Mr Swan identified the five as education and skills, innovation, infrastructure, tax reform and regulatory reform. The five provide the framework for policy objectives that Australia plans to reach by 2025. He said the policies will be implemented immediately and others will unfold over many years.
He said for Australia to maximise opportunities offered by China, the country has to forge deeper and broader relationships with its Asian neighbours at all level, not just limited to economic and political links but must include social and cultural links.
Due to the impact of China's slowdown on Australia's mining industry, West Australian Premier Colin Barnett stressed its effect is limited only to mining states.

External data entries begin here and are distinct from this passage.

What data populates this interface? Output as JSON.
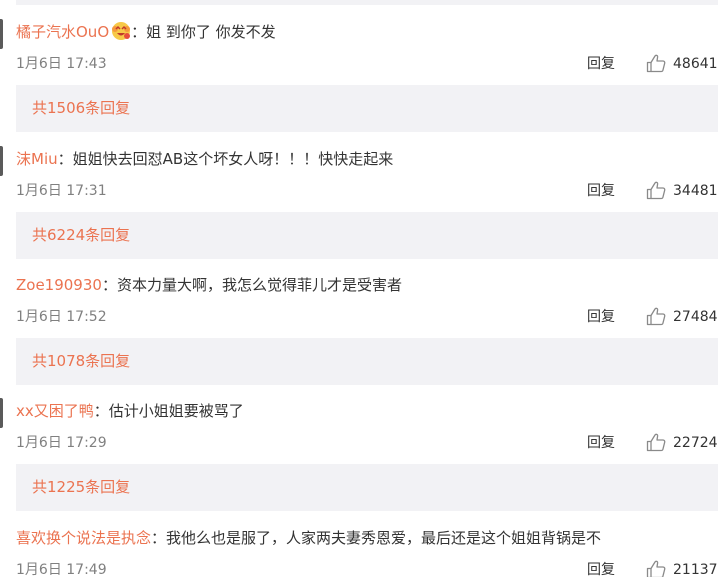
{
  "comments": [
    {
      "username": "橘子汽水OuO",
      "has_badge": true,
      "colon": "：",
      "text": "姐 到你了 你发不发",
      "date": "1月6日 17:43",
      "reply_label": "回复",
      "likes": "48641",
      "replies_text": "共1506条回复"
    },
    {
      "username": "沫Miu",
      "has_badge": false,
      "colon": "：",
      "text": "姐姐快去回怼AB这个坏女人呀！！！快快走起来",
      "date": "1月6日 17:31",
      "reply_label": "回复",
      "likes": "34481",
      "replies_text": "共6224条回复"
    },
    {
      "username": "Zoe190930",
      "has_badge": false,
      "colon": "：",
      "text": "资本力量大啊，我怎么觉得菲儿才是受害者",
      "date": "1月6日 17:52",
      "reply_label": "回复",
      "likes": "27484",
      "replies_text": "共1078条回复"
    },
    {
      "username": "xx又困了鸭",
      "has_badge": false,
      "colon": "：",
      "text": "估计小姐姐要被骂了",
      "date": "1月6日 17:29",
      "reply_label": "回复",
      "likes": "22724",
      "replies_text": "共1225条回复"
    },
    {
      "username": "喜欢换个说法是执念",
      "has_badge": false,
      "colon": "：",
      "text": "我他么也是服了，人家两夫妻秀恩爱，最后还是这个姐姐背锅是不",
      "date": "1月6日 17:49",
      "reply_label": "回复",
      "likes": "21137",
      "replies_text": ""
    }
  ],
  "colors": {
    "username": "#eb7350",
    "body_text": "#333333",
    "meta_text": "#808080",
    "reply_box_bg": "#f2f2f5"
  },
  "icons": {
    "like": "thumbs-up-icon",
    "badge": "emoji-badge-icon"
  }
}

"The more substantive point is that the mining industry and the China relationship can sustain the West Australian economy for decades to come, but not the Australian economy as a whole . . . The mining industry is neither the savior nor the destroyer of the Australian economy," The Australian quoted Mr Barnett.
Mr Swan agreed that commodity prices have reached their peak but the resources boom will continue beyond the boom in prices to be driven by investments in new projects and higher export volumes.
"Gone are the days when our economic relationship with China could be viewed through the prism of rapidly rising coal and iron ore prices . . . Demand from China was never going to sustain rapidly rising commodity prices forever," he pointed out.
The treasurer stressed that to maximise Australia's future prosperity is linked with an Asia-literate private sector ready to diversify into services, tourism exports and resources.
He challenged business to embrace the opportunities offered by China and the Asian Century.
"If I could distil what I've learned in my half-decade as treasurer, it would be that making the most of the Asian Century will depend as much on what the private sector does as what governments do," Mr Swan said.
"We need Asia-focused people as well as Asia-focused policies; this is the way for us to succeed in an Asian Century supercharged by China's rise. Neither our luck nor our location will deliver prosperity into our laps," he added.